Frente a este debate, que calmadamente deja de lado diferencias simbólicas poniendo en común nuestros problemas materiales, solo tengo una humilde propuesta: los Stop Desahucios. Esa acción social en la que varias personas se unen —como grupo— para impedir un desalojo. Los Stop Desahucios son realmente revolucionarios.
No tan solo porque el derecho de la familia a un hogar prevalece sobre los intereses económicos de bancos y fondos buitre. Sino también porque une a personas de todo tipo y condición. La primera vez que acudí a un Stop Desahucios, lo que más me impresiono fue la diversidad humana que tomaba lugar en el mismo.
Un joven de Barcelona se reía con unas carcajadas tan alegres que movían arriba y abajo sus enormes gafas; una anciana musulmana le relataba teatralmente cómo le canto las cuarenta al mismo banquero que la estafo. Otras dos mujeres, una proveniente de Portugal y otra de Ecuador, bailaban enérgicamente mientras cantaban consignas revolucionarias. Durante un instante, personas de diferentes territorios, edades, géneros, tendencias y creencias compartían una solidaridad inquebrantable.
Personas de Rabat, de Dublín, de Barcelona. Personas heterosexuales, homosexuales y transexuales. Personas cristianas, musulmanas y ateas. Incluso conocí a un hinduista, del que aprendería la importancia del sánscrito y la belleza de los mitos brahmánicos. Todos unidos, por el objetivo común de proteger los derechos humanos. Ponían en riesgo sus propios cuerpos frente a las fuerzas del orden, pero para todos ellos proteger a una familia otorgaba sentido a su vida y justicia al mundo. ¿No es esto, acaso, defender a la clase trabajadora?
Nadie que participe en un Stop Desahucios vuelve a ser el mismo. Siempre te cambia. Con intensidad. Te enseña que lo imposible es posible. Y que nuestra fuerza radica en la cooperación con la persona que tenemos al lado. Que su diferencia nos suma para ser mejores. Que lo único a lo que debemos tener miedo, es al miedo mismo. Su fuerza es tal que personas que te confesaban en secreto haber poseído ideas xenófobas acababan trabando una amistad profunda con compañeros de distinta procedencia.
Todos los prejuicios se disolvían en la práctica, en la comunidad, en la diversidad. Y también había blancos. Sí, varones blancos. Y aunque pueda sorprender a muchos, nadie venía a señalarnos con el dedo, ni a juzgarnos, ni a decirnos que éramos los responsables de todos los males del mundo. Nos trataban como se debía, como a uno más del grupo.

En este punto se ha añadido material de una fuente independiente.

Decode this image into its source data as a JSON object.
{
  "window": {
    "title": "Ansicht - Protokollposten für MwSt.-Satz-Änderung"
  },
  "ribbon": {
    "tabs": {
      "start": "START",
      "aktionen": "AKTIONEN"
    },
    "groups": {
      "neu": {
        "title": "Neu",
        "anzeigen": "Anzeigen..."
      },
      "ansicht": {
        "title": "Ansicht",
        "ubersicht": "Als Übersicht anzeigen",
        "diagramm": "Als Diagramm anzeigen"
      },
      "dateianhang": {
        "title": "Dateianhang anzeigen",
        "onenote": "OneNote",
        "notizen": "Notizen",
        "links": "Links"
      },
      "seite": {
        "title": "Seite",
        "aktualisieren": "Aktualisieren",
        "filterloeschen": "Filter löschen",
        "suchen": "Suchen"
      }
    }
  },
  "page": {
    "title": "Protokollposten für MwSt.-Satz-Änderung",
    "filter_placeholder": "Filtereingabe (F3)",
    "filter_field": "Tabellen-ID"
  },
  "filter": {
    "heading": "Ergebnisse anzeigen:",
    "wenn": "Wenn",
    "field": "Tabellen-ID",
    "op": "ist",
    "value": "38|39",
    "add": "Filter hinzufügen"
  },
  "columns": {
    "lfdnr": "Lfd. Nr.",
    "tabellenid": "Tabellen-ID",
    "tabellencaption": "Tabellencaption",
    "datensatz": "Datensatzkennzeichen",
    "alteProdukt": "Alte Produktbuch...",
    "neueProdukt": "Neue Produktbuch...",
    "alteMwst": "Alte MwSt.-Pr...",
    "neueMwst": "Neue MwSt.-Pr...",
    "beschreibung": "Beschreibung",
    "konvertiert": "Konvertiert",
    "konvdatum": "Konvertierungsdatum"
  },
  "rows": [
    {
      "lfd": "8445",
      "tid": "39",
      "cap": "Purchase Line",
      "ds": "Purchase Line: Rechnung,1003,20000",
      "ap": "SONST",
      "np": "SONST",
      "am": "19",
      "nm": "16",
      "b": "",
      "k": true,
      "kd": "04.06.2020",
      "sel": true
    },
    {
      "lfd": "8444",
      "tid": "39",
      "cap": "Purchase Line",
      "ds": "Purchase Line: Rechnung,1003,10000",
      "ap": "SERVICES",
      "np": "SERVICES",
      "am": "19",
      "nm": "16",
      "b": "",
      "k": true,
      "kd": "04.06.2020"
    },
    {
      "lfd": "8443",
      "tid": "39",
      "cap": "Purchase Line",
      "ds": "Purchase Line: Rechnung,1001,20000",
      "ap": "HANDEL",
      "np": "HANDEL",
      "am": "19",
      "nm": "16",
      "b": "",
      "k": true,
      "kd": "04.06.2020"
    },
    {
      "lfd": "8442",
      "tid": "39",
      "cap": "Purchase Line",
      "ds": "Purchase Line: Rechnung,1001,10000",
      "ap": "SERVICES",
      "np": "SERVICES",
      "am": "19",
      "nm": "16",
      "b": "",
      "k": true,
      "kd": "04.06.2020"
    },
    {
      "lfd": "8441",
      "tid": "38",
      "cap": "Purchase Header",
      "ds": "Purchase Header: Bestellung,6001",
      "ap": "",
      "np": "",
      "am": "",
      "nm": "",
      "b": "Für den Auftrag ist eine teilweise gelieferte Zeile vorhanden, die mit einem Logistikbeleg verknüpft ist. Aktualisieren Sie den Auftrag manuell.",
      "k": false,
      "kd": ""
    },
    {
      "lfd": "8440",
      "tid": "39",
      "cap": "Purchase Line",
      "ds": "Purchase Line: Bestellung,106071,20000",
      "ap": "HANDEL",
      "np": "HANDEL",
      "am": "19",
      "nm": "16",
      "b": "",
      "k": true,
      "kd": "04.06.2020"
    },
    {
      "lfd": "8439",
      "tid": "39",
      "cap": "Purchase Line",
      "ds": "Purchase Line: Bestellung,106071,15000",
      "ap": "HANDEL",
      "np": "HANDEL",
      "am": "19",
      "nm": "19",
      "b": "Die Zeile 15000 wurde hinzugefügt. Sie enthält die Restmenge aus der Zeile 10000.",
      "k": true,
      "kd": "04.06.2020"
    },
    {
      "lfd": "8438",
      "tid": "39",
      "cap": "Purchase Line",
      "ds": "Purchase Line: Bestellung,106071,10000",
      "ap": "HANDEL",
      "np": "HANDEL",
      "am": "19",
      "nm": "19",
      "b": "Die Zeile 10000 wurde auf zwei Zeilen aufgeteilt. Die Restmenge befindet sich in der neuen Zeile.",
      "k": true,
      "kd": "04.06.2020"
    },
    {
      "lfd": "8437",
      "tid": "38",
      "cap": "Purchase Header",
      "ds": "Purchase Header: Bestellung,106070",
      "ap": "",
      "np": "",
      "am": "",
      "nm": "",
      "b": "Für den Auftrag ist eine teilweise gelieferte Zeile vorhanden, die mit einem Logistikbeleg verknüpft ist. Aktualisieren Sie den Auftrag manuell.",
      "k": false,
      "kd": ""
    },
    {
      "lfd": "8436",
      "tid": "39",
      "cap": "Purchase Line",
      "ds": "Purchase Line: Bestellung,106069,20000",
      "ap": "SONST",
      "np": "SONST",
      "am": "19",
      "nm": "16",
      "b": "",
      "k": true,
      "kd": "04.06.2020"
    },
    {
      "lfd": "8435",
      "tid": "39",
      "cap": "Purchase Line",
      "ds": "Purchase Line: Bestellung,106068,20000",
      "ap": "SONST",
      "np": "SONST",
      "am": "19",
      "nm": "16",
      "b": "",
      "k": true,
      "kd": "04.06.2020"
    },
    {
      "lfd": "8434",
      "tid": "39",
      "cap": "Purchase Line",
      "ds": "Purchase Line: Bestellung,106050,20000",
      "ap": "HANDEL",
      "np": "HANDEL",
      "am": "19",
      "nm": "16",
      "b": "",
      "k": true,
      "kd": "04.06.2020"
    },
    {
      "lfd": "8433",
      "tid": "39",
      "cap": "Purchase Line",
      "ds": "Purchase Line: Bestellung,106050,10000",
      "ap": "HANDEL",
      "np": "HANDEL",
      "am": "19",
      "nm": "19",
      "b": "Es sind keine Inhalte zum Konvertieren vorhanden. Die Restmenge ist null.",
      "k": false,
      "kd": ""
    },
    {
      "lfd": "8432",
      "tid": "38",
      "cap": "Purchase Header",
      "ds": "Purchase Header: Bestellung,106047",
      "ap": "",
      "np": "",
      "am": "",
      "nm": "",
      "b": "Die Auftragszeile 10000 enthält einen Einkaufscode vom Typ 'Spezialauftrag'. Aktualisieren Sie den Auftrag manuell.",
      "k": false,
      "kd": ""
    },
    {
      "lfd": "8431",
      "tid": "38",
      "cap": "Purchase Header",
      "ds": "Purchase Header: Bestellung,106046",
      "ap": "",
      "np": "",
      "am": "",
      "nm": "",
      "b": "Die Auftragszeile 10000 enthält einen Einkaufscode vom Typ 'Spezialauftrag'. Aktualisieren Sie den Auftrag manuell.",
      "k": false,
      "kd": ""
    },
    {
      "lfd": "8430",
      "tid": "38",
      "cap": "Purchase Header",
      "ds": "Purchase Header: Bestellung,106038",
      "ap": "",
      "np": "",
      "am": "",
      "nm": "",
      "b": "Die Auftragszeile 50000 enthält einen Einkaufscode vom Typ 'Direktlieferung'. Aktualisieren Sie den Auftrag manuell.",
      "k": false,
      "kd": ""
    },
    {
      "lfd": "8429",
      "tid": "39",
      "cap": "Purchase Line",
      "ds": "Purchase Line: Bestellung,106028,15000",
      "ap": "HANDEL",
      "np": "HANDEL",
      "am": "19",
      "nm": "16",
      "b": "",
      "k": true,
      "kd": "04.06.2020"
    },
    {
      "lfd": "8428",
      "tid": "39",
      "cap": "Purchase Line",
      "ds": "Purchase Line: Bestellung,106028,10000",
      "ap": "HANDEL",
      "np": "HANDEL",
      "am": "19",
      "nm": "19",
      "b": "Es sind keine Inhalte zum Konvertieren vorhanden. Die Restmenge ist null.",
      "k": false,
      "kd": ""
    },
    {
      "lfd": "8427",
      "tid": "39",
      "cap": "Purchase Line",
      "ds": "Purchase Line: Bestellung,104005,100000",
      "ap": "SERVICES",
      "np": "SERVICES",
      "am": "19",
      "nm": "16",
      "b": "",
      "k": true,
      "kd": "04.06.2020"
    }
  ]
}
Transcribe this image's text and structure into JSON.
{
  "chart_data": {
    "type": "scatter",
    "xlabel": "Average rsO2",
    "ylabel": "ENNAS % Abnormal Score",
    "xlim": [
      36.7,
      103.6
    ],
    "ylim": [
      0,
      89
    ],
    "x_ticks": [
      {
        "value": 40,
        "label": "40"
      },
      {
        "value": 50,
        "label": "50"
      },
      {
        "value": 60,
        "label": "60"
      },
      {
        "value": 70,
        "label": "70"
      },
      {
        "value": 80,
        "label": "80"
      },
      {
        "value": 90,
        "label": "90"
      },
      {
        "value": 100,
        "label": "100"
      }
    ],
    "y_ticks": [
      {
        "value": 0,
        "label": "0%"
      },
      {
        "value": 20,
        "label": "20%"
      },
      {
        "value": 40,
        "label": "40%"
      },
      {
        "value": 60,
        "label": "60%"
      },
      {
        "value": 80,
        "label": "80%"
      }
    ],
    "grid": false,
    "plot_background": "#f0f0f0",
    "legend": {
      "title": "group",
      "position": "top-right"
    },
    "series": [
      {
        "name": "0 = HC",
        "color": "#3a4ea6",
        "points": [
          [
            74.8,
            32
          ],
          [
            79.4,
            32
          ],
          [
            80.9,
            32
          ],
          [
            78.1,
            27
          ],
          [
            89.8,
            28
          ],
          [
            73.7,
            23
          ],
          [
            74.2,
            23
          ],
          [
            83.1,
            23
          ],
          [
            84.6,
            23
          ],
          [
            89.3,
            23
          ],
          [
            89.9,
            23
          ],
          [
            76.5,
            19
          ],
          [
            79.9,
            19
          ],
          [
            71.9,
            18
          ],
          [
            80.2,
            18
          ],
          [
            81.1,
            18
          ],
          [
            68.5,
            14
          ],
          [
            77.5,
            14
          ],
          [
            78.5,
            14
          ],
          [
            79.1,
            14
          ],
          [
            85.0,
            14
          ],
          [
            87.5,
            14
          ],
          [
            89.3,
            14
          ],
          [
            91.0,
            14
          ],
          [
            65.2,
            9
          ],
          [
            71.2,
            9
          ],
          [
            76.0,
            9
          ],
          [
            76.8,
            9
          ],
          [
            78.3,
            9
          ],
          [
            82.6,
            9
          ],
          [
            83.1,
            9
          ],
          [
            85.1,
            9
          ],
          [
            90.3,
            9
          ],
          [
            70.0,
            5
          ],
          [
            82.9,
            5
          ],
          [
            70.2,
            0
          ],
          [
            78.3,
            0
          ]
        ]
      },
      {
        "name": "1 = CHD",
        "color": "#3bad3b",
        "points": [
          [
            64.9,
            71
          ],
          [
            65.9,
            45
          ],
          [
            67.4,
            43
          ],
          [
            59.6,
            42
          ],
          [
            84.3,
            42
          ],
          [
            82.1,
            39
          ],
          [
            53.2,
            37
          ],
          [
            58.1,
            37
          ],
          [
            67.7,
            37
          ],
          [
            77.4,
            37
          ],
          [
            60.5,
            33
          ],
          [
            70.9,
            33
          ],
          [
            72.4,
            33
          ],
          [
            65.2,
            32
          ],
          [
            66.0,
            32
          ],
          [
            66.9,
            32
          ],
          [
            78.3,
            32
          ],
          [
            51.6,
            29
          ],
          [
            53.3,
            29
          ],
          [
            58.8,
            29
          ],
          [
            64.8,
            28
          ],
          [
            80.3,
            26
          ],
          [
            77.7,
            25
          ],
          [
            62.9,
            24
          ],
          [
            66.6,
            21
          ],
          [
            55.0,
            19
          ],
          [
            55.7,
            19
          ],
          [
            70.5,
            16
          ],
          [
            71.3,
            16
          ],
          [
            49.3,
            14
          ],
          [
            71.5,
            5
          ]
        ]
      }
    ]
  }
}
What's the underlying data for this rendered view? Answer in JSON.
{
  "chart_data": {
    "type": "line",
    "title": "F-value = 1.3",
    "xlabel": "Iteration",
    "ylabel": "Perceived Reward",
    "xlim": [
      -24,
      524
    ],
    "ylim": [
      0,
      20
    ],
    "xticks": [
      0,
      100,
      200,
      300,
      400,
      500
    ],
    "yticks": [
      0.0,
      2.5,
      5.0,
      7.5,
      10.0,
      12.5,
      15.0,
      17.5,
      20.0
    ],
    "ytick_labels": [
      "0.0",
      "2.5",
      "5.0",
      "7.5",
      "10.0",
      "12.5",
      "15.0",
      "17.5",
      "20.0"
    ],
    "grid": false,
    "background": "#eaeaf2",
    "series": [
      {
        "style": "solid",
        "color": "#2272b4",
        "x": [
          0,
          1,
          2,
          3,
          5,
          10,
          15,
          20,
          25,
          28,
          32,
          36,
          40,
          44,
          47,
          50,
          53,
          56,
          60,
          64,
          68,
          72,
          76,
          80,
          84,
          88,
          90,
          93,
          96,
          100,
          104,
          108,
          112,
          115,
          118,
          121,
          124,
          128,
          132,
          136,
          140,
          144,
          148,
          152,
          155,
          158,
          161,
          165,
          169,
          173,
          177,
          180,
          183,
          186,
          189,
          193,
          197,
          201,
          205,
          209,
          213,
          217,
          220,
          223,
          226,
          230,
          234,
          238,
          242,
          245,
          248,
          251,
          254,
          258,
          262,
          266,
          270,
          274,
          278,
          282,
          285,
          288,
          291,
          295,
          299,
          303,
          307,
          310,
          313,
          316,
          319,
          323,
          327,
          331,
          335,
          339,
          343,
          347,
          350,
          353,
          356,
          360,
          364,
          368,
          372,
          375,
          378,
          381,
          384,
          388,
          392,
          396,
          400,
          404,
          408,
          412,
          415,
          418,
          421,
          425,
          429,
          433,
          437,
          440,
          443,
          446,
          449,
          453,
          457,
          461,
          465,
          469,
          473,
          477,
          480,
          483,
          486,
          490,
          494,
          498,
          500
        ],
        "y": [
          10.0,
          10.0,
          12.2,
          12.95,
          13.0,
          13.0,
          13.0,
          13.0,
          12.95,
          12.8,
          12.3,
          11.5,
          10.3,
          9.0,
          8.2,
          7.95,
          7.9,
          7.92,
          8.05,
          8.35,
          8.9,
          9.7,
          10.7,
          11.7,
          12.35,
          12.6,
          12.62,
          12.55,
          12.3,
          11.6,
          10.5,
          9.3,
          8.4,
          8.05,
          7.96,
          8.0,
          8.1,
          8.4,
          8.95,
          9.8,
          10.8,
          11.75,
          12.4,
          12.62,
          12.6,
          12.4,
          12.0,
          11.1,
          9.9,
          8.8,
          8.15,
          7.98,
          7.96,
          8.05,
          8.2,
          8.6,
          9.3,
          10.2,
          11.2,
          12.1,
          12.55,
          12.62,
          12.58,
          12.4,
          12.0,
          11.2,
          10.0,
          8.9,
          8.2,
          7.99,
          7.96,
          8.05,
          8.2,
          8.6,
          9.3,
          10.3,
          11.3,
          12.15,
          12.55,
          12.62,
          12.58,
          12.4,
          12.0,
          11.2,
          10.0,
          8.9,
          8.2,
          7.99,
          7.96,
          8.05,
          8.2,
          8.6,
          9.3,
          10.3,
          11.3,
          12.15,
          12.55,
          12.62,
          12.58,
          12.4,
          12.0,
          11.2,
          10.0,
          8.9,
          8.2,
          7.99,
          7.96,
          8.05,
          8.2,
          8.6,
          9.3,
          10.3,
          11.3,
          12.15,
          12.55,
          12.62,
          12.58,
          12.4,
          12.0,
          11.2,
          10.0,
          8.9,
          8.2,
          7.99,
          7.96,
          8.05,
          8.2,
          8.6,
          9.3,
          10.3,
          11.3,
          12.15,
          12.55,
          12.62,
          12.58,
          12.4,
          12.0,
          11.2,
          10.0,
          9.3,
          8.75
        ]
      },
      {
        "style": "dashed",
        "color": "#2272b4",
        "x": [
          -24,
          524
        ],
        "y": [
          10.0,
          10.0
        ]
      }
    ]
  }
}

El Stop Desahucios no solo impide la ruptura entre una familia y su hogar. En el proceso, nacen vínculos difíciles de romper. Resistentes. Transformadores. Que tienen el poder de superar cualquier prejuicio. Pero no desde grandes teorías, ni discursos grandilocuentes. Sino entre una modesta y afectuosa práctica. Por eso, en estas Navidades, recomendaría que cuando nos encontremos a un familiar o un conocido con ganas de discusión, de culpar al otro de todas sus desgracias… le recomendemos acudir a un Stop Desahucios. Y que lo hagamos con humor y cariño. No se me ocurre mejor propósito para el próximo año nuevo.